O que o Código Civil permite fazer com galhos que passam pelo muro?
O ponto central está no art. 1.283 do Código Civil. A regra diz que raízes e ramos que ultrapassarem a divisa podem ser cortados pelo proprietário do terreno invadido, mas somente até o plano vertical divisório entre os imóveis.
Isso significa que o simples fato de a árvore ter sido plantada no lote ao lado não obriga o vizinho a aceitar ramos dentro do próprio espaço. A lei cria uma solução direta para a invasão física, sem exigir que o proprietário prejudicado mantenha os galhos sobre sua área.

O corte pode acontecer sem aviso ao dono da árvore?
No texto do art. 1.283, não aparece exigência de aviso prévio ou autorização do dono da árvore para o corte limitado à divisa. É justamente aí que o relato fictício muda de perspectiva: a ausência de conversa anterior, sozinha, não elimina a faculdade prevista na lei.
Essa regra faz parte dos direitos de vizinhança, conjunto de normas criado para equilibrar o uso de propriedades próximas. Ainda assim, a autorização civil deve ser lida de forma restrita: ela alcança o que entrou no terreno vizinho, não toda a árvore.
Até onde o vizinho pode cortar os ramos?
O limite mais importante é geométrico: o corte pode chegar à linha vertical da divisa. Se o ramo atravessou o muro por um metro, por exemplo, a regra não autoriza entrar no outro lote para continuar a poda além desse ponto.
Na prática, três cuidados ajudam a separar o que a lei permite do que pode gerar nova discussão:
- Parte invasora: o corte alcança o trecho que ultrapassou a divisa.
- Limite do imóvel: a poda deve parar no plano vertical entre os terrenos.
- Área alheia: não há autorização automática para entrar no quintal vizinho.

O que muda se a poda ultrapassar a divisa entre os imóveis?
A partir do momento em que o corte deixa de se limitar ao trecho invasor, a situação já não é a mesma descrita pelo art. 1.283. A própria explicação institucional sobre árvores entre imóveis vizinhos reproduz o limite do plano divisório previsto no Código Civil.
Por isso, uma poda que avance para dentro do terreno onde está o tronco pode exigir análise diferente do caso concreto.
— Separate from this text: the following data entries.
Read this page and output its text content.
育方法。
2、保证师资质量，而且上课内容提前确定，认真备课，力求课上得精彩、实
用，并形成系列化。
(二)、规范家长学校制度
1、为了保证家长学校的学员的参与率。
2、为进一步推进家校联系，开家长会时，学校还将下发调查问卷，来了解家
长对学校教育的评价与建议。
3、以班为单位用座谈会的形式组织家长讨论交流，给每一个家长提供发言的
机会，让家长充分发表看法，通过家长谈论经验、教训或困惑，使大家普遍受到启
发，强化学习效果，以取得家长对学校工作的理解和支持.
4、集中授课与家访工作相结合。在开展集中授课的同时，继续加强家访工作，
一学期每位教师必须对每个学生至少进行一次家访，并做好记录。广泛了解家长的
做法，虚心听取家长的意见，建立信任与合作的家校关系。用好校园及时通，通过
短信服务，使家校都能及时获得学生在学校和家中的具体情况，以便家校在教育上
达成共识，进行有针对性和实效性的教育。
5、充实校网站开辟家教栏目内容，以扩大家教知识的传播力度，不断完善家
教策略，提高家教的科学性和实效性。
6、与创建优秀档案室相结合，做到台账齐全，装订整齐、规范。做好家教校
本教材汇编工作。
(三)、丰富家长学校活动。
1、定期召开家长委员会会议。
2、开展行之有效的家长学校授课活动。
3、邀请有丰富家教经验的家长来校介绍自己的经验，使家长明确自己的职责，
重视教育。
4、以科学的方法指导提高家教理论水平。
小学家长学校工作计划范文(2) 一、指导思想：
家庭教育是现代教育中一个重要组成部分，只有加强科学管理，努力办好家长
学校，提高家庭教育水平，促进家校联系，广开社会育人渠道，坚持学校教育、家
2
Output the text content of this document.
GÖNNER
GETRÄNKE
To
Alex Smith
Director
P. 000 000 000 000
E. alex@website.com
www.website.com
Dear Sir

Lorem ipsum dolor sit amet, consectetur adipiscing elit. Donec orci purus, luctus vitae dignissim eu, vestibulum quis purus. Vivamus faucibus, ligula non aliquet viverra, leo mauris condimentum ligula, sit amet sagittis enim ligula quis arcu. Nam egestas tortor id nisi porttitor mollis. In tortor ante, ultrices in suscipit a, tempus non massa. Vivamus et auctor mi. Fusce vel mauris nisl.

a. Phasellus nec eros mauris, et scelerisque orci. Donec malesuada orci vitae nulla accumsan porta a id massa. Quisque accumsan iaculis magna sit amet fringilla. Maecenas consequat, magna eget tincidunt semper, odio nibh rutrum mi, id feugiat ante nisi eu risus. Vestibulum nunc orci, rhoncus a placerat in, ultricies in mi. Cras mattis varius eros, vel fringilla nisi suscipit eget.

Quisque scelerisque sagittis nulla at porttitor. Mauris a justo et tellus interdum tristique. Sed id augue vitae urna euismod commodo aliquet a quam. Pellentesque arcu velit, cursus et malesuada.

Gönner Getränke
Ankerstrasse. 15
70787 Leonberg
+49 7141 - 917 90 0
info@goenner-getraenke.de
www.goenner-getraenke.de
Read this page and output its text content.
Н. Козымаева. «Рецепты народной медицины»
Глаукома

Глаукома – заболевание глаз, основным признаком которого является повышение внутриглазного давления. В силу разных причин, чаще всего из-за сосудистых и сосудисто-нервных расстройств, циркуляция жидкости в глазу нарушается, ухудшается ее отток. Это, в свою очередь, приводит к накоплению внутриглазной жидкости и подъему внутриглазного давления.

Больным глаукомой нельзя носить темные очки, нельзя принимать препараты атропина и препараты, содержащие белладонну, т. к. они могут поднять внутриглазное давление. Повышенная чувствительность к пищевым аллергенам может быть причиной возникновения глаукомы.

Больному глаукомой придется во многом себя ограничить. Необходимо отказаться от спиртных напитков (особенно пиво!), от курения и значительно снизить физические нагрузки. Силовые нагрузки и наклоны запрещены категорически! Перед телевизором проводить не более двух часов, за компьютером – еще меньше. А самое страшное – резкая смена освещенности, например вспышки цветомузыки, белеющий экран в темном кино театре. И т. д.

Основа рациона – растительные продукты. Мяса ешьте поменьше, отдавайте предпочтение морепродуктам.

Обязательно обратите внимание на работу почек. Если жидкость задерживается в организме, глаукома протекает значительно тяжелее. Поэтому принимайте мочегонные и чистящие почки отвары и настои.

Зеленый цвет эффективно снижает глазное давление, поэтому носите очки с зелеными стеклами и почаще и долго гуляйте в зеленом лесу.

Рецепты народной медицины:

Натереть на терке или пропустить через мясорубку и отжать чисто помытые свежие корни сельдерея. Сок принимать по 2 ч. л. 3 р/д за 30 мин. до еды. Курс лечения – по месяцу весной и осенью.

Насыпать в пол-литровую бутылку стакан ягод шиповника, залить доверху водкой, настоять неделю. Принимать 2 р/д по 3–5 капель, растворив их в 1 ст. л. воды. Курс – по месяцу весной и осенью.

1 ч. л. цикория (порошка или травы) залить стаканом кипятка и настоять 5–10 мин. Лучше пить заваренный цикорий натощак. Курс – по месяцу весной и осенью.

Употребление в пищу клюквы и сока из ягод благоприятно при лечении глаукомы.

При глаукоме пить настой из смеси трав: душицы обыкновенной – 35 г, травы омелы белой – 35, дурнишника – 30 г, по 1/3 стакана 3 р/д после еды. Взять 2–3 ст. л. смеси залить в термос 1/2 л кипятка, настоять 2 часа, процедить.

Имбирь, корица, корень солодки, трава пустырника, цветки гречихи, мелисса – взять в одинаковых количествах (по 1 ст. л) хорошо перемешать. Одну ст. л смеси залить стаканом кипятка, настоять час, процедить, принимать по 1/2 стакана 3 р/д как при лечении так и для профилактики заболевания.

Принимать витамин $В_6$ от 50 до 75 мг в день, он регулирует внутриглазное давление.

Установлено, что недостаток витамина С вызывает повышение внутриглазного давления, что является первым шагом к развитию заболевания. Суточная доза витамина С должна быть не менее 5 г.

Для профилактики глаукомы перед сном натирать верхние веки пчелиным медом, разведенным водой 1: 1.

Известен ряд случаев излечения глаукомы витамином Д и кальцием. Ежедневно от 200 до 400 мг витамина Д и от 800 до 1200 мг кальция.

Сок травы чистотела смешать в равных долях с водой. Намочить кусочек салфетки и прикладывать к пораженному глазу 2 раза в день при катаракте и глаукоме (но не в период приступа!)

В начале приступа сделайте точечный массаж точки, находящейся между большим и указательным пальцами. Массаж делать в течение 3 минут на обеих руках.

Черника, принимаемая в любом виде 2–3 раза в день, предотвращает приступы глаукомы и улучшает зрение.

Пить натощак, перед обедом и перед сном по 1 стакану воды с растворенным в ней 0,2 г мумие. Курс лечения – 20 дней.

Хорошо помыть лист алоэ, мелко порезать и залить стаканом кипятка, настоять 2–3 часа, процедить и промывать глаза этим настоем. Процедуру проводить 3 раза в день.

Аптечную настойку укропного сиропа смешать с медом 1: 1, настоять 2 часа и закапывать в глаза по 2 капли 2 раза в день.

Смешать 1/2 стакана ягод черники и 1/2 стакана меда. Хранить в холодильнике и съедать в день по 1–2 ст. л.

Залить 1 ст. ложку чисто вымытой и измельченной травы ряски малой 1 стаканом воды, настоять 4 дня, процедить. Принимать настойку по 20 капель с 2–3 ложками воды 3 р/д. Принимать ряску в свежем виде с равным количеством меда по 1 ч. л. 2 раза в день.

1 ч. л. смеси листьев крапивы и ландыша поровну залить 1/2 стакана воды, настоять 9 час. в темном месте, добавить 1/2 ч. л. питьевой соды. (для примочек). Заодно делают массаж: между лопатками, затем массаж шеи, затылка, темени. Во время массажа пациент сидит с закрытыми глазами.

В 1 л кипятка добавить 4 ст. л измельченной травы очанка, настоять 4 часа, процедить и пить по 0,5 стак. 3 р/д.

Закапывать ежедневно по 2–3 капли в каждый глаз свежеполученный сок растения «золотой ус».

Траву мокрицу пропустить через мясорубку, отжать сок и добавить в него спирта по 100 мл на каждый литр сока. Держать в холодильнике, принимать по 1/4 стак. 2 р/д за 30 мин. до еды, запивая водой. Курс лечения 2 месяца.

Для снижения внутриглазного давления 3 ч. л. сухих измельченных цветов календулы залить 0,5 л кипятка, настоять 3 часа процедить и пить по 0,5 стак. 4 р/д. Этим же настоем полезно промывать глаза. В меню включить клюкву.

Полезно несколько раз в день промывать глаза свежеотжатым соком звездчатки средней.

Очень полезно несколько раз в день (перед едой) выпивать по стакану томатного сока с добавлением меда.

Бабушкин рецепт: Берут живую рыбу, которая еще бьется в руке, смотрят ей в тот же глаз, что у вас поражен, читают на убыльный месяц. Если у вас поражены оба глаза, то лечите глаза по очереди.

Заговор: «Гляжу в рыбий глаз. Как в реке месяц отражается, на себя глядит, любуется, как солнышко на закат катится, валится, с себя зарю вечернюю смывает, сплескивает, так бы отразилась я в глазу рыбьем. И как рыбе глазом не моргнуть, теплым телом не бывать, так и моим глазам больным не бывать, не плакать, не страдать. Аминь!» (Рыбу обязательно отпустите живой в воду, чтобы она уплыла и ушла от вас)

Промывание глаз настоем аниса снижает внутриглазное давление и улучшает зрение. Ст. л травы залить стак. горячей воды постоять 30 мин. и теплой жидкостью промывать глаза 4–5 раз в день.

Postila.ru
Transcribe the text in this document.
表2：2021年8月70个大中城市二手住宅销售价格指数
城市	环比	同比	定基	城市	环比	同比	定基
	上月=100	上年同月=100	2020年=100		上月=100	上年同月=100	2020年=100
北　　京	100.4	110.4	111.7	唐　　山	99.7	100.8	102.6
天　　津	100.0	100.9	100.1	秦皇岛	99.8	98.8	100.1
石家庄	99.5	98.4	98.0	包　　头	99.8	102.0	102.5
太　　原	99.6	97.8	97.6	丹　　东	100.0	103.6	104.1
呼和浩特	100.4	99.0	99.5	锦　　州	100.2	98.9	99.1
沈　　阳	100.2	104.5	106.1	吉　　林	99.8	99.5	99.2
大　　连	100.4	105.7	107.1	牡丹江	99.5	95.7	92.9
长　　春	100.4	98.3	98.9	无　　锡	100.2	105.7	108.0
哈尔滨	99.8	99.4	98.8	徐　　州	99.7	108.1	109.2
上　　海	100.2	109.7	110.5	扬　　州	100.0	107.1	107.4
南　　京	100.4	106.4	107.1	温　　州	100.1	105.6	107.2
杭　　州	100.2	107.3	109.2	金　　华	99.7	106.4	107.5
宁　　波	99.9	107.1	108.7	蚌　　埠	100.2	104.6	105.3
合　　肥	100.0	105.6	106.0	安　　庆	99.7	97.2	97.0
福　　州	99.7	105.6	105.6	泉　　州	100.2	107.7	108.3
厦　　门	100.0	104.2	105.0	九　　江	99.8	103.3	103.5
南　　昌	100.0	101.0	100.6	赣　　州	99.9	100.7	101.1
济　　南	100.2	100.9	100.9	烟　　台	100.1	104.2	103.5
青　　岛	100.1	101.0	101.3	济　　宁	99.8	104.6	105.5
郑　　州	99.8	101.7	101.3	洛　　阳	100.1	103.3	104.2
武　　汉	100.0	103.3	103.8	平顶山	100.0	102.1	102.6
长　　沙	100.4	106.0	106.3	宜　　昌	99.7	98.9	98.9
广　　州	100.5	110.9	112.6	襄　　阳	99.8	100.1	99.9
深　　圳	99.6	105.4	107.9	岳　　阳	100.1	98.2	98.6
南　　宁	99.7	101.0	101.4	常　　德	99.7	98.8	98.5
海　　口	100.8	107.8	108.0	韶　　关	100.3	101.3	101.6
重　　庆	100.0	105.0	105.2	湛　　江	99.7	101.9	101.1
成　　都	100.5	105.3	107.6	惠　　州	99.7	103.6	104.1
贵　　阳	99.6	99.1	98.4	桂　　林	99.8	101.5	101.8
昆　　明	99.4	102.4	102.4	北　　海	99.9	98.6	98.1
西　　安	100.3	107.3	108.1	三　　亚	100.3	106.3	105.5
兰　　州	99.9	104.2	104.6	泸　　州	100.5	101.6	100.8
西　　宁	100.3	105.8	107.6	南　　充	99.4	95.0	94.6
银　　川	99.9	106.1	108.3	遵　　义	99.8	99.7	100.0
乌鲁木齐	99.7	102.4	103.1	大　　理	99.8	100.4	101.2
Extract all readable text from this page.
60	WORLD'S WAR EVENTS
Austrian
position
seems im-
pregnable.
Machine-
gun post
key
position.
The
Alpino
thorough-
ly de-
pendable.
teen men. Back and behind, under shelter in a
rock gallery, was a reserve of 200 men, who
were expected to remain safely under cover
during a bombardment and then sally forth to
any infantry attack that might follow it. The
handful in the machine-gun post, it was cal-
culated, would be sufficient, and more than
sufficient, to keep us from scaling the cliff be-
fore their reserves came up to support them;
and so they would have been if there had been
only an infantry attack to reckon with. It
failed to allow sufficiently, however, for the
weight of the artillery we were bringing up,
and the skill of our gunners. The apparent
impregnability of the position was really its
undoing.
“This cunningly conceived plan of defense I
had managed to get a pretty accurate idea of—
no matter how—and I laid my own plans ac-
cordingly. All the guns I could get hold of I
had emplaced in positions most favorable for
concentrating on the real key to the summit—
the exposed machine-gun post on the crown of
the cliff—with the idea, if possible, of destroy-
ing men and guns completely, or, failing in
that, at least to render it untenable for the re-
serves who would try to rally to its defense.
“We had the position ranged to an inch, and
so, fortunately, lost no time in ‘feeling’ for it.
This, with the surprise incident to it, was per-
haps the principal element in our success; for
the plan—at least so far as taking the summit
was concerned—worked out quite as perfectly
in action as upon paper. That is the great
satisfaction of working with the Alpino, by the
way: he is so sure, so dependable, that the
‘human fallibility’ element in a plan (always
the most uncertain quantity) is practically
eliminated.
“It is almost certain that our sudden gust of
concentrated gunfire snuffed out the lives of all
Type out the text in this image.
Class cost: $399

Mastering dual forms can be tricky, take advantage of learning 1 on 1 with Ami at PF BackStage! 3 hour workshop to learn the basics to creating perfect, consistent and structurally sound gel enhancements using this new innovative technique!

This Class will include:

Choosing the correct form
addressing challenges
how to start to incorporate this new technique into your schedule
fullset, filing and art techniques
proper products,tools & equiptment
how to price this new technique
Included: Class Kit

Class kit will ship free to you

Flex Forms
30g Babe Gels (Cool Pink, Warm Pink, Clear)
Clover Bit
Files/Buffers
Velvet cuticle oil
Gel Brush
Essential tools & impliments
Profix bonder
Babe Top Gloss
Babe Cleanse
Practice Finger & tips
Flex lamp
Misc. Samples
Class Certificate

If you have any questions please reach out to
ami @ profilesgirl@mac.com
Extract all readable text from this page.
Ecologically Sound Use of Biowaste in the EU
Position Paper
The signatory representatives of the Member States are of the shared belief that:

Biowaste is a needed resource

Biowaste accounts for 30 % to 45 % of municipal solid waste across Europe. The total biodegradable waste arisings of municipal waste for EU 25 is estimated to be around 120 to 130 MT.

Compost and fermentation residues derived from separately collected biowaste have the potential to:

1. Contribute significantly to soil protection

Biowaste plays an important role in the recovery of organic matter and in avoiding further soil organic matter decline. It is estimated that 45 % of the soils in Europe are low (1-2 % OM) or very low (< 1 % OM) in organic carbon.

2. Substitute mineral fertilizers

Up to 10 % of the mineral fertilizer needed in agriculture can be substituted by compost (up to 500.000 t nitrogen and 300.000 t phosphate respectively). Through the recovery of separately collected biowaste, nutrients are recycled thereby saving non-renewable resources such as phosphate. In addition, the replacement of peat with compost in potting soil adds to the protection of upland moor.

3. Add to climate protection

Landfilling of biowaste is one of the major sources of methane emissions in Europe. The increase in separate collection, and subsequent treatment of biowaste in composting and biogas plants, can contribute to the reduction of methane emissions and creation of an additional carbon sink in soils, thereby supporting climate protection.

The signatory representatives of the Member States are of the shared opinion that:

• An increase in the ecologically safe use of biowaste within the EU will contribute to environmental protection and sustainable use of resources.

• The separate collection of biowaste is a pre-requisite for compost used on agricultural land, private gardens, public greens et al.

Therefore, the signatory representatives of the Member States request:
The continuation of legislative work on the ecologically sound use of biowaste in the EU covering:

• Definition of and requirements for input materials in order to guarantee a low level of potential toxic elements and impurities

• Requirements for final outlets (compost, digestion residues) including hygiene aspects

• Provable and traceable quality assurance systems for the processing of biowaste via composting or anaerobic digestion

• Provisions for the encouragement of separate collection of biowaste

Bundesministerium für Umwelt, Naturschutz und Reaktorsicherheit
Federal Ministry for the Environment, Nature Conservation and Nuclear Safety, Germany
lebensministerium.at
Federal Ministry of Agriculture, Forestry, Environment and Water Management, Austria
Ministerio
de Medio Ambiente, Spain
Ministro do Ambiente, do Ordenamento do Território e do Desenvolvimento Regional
Também podem existir regras locais de manejo de árvores, especialmente em situações ambientais específicas, de modo que a norma civil não funciona como autorização irrestrita para qualquer intervenção.
Como evitar que um corte permitido vire uma disputa entre vizinhos?
Mesmo quando a lei permite cortar os galhos que invadiram o terreno, registrar a situação e conversar antes pode reduzir conflitos sobre onde estava a divisa ou quanto foi retirado. Fotografias anteriores à poda também ajudam a deixar claro qual parte efetivamente ultrapassava o limite entre os imóveis.
No relato fictício, o vizinho não precisava obter autorização apenas para aparar o trecho que avançava sobre seu quintal, mas precisava respeitar o limite da divisa. Essa diferença separa a faculdade prevista no Código Civil de uma intervenção mais ampla na árvore alheia.